Les Slaves ont vaincu ; mais il reste à organiser la victoire, et déjà même les ministres allemands de l’empereur s’effraient des conséquences du service rendu par les Slaves à l’empire. Vienne est pacifiée. Menacée au nord par les paysans tchèques, assaillie à l’est par les Valaques de la Transylvanie, au sud-est par les Serbes du métropolitain Raiachich, au midi par Albert Nugent, lieutenant de Jellachich, à l’ouest par Jellachich lui-même, défendue par une garde nationale incapable de tenir tête à des troupes régulières et à des bandes de partisans, la Hongrie commence peut-être à comprendre que le meilleur parti serait d’accepter les conditions proposées par les Slaves.
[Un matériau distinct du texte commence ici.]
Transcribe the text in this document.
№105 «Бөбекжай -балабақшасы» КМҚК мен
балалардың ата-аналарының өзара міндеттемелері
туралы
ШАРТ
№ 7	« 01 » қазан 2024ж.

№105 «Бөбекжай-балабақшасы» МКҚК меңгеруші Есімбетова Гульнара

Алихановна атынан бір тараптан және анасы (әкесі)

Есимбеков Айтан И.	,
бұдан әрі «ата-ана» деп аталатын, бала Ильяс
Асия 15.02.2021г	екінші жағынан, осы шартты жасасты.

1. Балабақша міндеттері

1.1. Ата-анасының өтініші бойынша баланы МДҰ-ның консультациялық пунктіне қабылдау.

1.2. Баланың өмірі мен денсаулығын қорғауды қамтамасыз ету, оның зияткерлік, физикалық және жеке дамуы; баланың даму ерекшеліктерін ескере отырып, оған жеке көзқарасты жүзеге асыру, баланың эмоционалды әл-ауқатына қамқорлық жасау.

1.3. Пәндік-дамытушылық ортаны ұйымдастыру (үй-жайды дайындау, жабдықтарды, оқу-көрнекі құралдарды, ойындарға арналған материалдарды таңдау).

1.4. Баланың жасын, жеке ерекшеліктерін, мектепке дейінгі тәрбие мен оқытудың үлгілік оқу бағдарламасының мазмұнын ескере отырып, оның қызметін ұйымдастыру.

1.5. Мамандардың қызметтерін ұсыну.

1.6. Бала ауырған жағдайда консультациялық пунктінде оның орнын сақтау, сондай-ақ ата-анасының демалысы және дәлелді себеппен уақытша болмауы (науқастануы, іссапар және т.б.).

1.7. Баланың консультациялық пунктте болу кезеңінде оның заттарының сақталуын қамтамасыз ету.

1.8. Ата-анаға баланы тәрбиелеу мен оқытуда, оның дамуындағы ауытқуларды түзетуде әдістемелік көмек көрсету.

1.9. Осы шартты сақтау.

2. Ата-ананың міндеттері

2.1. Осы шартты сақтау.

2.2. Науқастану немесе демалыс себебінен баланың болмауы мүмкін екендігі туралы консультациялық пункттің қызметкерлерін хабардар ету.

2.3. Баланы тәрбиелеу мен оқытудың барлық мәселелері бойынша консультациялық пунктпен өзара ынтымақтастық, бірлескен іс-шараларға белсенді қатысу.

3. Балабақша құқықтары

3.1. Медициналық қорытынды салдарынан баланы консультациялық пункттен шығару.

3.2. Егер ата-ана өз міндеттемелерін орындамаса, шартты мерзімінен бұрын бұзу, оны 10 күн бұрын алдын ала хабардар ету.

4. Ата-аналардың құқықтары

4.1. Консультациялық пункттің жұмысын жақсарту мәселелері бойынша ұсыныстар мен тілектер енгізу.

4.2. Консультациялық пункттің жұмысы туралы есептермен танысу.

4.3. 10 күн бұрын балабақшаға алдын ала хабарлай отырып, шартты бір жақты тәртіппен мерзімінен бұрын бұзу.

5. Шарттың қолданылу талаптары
Ceux-ci ne veulent pas, dans le présent, retirer de leur succès d’autre avantage que l’application du principe de l’égalité des nationalités. Comment obtenir cette application ? C’est là ce qu’il faut examiner, en se plaçant un moment au point de vue des Slaves, en appréciant les chances nouvelles et favorables qu’ils croient trouver dans les derniers événemens de l’Autriche.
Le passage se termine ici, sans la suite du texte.